Besides handling the incoming tickets DMSU also performs elementary followup of the tickets assigned to the 3rd line. This work is restricted (due to limited available effort) to checking high priority categories, and to basic aggregate checks on others.

Approach to the ticket is differentiated according to their priority:

Top Priority and Very Urgent

Experience shows that these priority levels are very rare, top priority occurs only once per several months, and there are only upto few dozens very urgent ones per year. Therefore it is feasible to give special care to these tickets, including manual one-by-one followup.

When such ticket is assigned to 3rd line, the TP is obliged, withing the reaction time given by SLA, to assign ETA to the ticket. Assignment of ETA is essential for EGI Operation to plan accordingly (e.g. whether to deploy emergency workarounds).

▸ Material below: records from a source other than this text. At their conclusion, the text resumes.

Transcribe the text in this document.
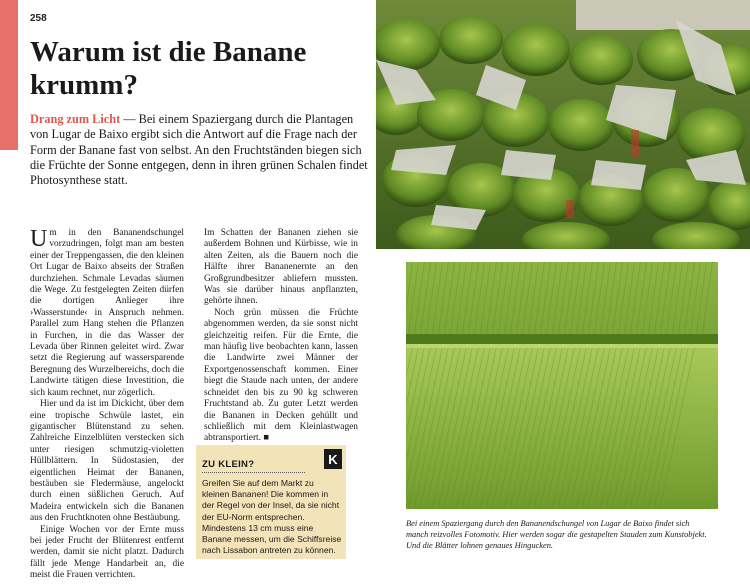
258
Warum ist die Banane
krumm?

Drang zum Licht — Bei einem Spaziergang durch die Plantagen von Lugar de Baixo ergibt sich die Antwort auf die Frage nach der Form der Banane fast von selbst. An den Fruchtständen biegen sich die Früchte der Sonne entgegen, denn in ihren grünen Schalen findet Photosynthese statt.

Um in den Bananendschungel vorzudringen, folgt man am besten einer der Treppengassen, die den kleinen Ort Lugar de Baixo abseits der Straßen durchziehen. Schmale Levadas säumen die Wege. Zu festgelegten Zeiten dürfen die dortigen Anlieger ihre ›Wasserstunde‹ in Anspruch nehmen. Parallel zum Hang stehen die Pflanzen in Furchen, in die das Wasser der Levada über Rinnen geleitet wird. Zwar setzt die Regierung auf wassersparende Beregnung des Wurzelbereichs, doch die Landwirte tätigen diese Investition, die sich kaum rechnet, nur zögerlich.

Hier und da ist im Dickicht, über dem eine tropische Schwüle lastet, ein gigantischer Blütenstand zu sehen. Zahlreiche Einzelblüten verstecken sich unter riesigen schmutzig-violetten Hüllblättern. In Südostasien, der eigentlichen Heimat der Bananen, bestäuben sie Fledermäuse, angelockt durch einen süßlichen Geruch. Auf Madeira entwickeln sich die Bananen aus den Fruchtknoten ohne Bestäubung.

Einige Wochen vor der Ernte muss bei jeder Frucht der Blütenrest entfernt werden, damit sie nicht platzt. Dadurch fällt jede Menge Handarbeit an, die meist die Frauen verrichten.

Im Schatten der Bananen ziehen sie außerdem Bohnen und Kürbisse, wie in alten Zeiten, als die Bauern noch die Hälfte ihrer Bananenernte an den Großgrundbesitzer abliefern mussten. Was sie darüber hinaus anpflanzten, gehörte ihnen.

Noch grün müssen die Früchte abgenommen werden, da sie sonst nicht gleichzeitig reifen. Für die Ernte, die man häufig live beobachten kann, lassen die Landwirte zwei Männer der Exportgenossenschaft kommen. Einer biegt die Staude nach unten, der andere schneidet den bis zu 90 kg schweren Fruchtstand ab. Zu guter Letzt werden die Bananen in Decken gehüllt und schließlich mit dem Kleinlastwagen abtransportiert. ■

ZU KLEIN?	K
Greifen Sie auf dem Markt zu kleinen Bananen! Die kommen in der Regel von der Insel, da sie nicht der EU-Norm entsprechen. Mindestens 13 cm muss eine Banane messen, um die Schiffsreise nach Lissabon antreten zu können.

Bei einem Spaziergang durch den Bananendschungel von Lugar de Baixo findet sich manch reizvolles Fotomotiv. Hier werden sogar die gestapelten Stauden zum Kunstobjekt. Und die Blätter lohnen genaues Hingucken.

The assignment of ETA is checked by DMSU.

When the ETA time arrives, DMSU checks whether the fix was delivered. If not, TP is requested to provide a new estimate and an appropriate justification. If there are doubts, the tickets can be escalated to TCB.

Urgent and Less Urgent

The process described bellow is tentative, and further discussion is required.

On the contrary, there are typically 200 tickets of these priorities handled by DMSU every quarter. These numbers make any one-by-one followup in a centralized way not reasonable.

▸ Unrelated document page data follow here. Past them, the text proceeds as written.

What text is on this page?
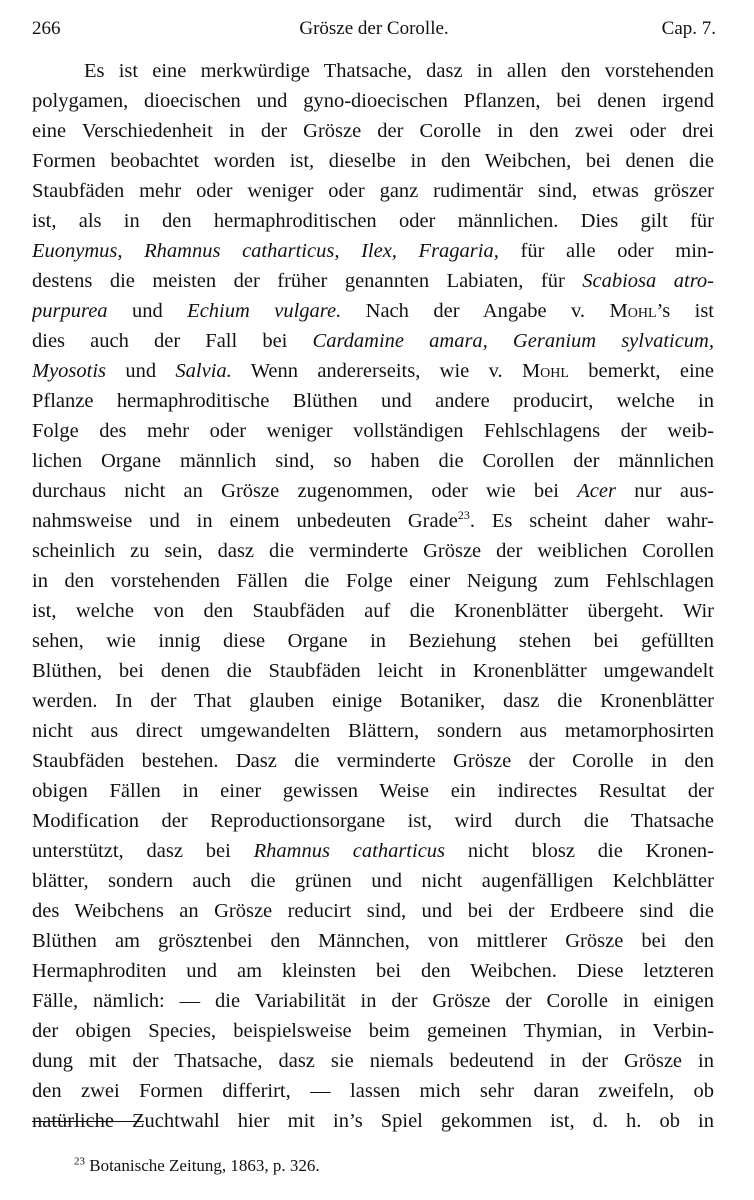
266	Grösze der Corolle.	Cap. 7.
Es ist eine merkwürdige Thatsache, dasz in allen den vorstehenden
polygamen, dioecischen und gyno-dioecischen Pflanzen, bei denen irgend
eine Verschiedenheit in der Grösze der Corolle in den zwei oder drei
Formen beobachtet worden ist, dieselbe in den Weibchen, bei denen die
Staubfäden mehr oder weniger oder ganz rudimentär sind, etwas gröszer
ist, als in den hermaphroditischen oder männlichen. Dies gilt für
Euonymus, Rhamnus catharticus, Ilex, Fragaria, für alle oder min-
destens die meisten der früher genannten Labiaten, für Scabiosa atro-
purpurea und Echium vulgare. Nach der Angabe v. Mohl’s ist
dies auch der Fall bei Cardamine amara, Geranium sylvaticum,
Myosotis und Salvia. Wenn andererseits, wie v. Mohl bemerkt, eine
Pflanze hermaphroditische Blüthen und andere producirt, welche in
Folge des mehr oder weniger vollständigen Fehlschlagens der weib-
lichen Organe männlich sind, so haben die Corollen der männlichen
durchaus nicht an Grösze zugenommen, oder wie bei Acer nur aus-
nahmsweise und in einem unbedeuten Grade$^{23}$. Es scheint daher wahr-
scheinlich zu sein, dasz die verminderte Grösze der weiblichen Corollen
in den vorstehenden Fällen die Folge einer Neigung zum Fehlschlagen
ist, welche von den Staubfäden auf die Kronenblätter übergeht. Wir
sehen, wie innig diese Organe in Beziehung stehen bei gefüllten
Blüthen, bei denen die Staubfäden leicht in Kronenblätter umgewandelt
werden. In der That glauben einige Botaniker, dasz die Kronenblätter
nicht aus direct umgewandelten Blättern, sondern aus metamorphosirten
Staubfäden bestehen. Dasz die verminderte Grösze der Corolle in den
obigen Fällen in einer gewissen Weise ein indirectes Resultat der
Modification der Reproductionsorgane ist, wird durch die Thatsache
unterstützt, dasz bei Rhamnus catharticus nicht blosz die Kronen-
blätter, sondern auch die grünen und nicht augenfälligen Kelchblätter
des Weibchens an Grösze reducirt sind, und bei der Erdbeere sind die
Blüthen am grösztenbei den Männchen, von mittlerer Grösze bei den
Hermaphroditen und am kleinsten bei den Weibchen. Diese letzteren
Fälle, nämlich: — die Variabilität in der Grösze der Corolle in einigen
der obigen Species, beispielsweise beim gemeinen Thymian, in Verbin-
dung mit der Thatsache, dasz sie niemals bedeutend in der Grösze in
den zwei Formen differirt, — lassen mich sehr daran zweifeln, ob
natürliche Zuchtwahl hier mit in’s Spiel gekommen ist, d. h. ob in
$^{23}$ Botanische Zeitung, 1863, p. 326.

It's agreed that solving all submitted tickets may also reach beyond the capabilities of TP. Therefore the Fedora approach of closing low-priority tickets on major release, regardless of the fix availability, is taken. This is a tradeoff approach, avoiding the ever-increasing backlog of tickets. If the reported problems persist in the new release, and users are still affected, they are expected to submit new tickets.

More specifically, the following is expected from TP (assuming the major release at month X):

  1. When a fix is available in a revision or minor release, the ticket is closed as solved.
  2. Before a major release, e.g. at month X-1, the TP is expected to run a pre-release campaign on all open tickets.
  3. Issues that can be solved with feasible effort are fixed in this campaign and the fixes are scheduled for the upcoming major release.
  4. All issues submitted earlier than month X-1 are closed as unsolved once the release is available.

This round should happen for major releases, and it is optional for minor ones. We also require that it is done at least once per year if major releases are less frequent. As long as the process is followed, every major release is started with a clean table.

Finally, DMSU checks, at time point X+delta, i.e. well after the release, that there are no open tickets submitted before X-1.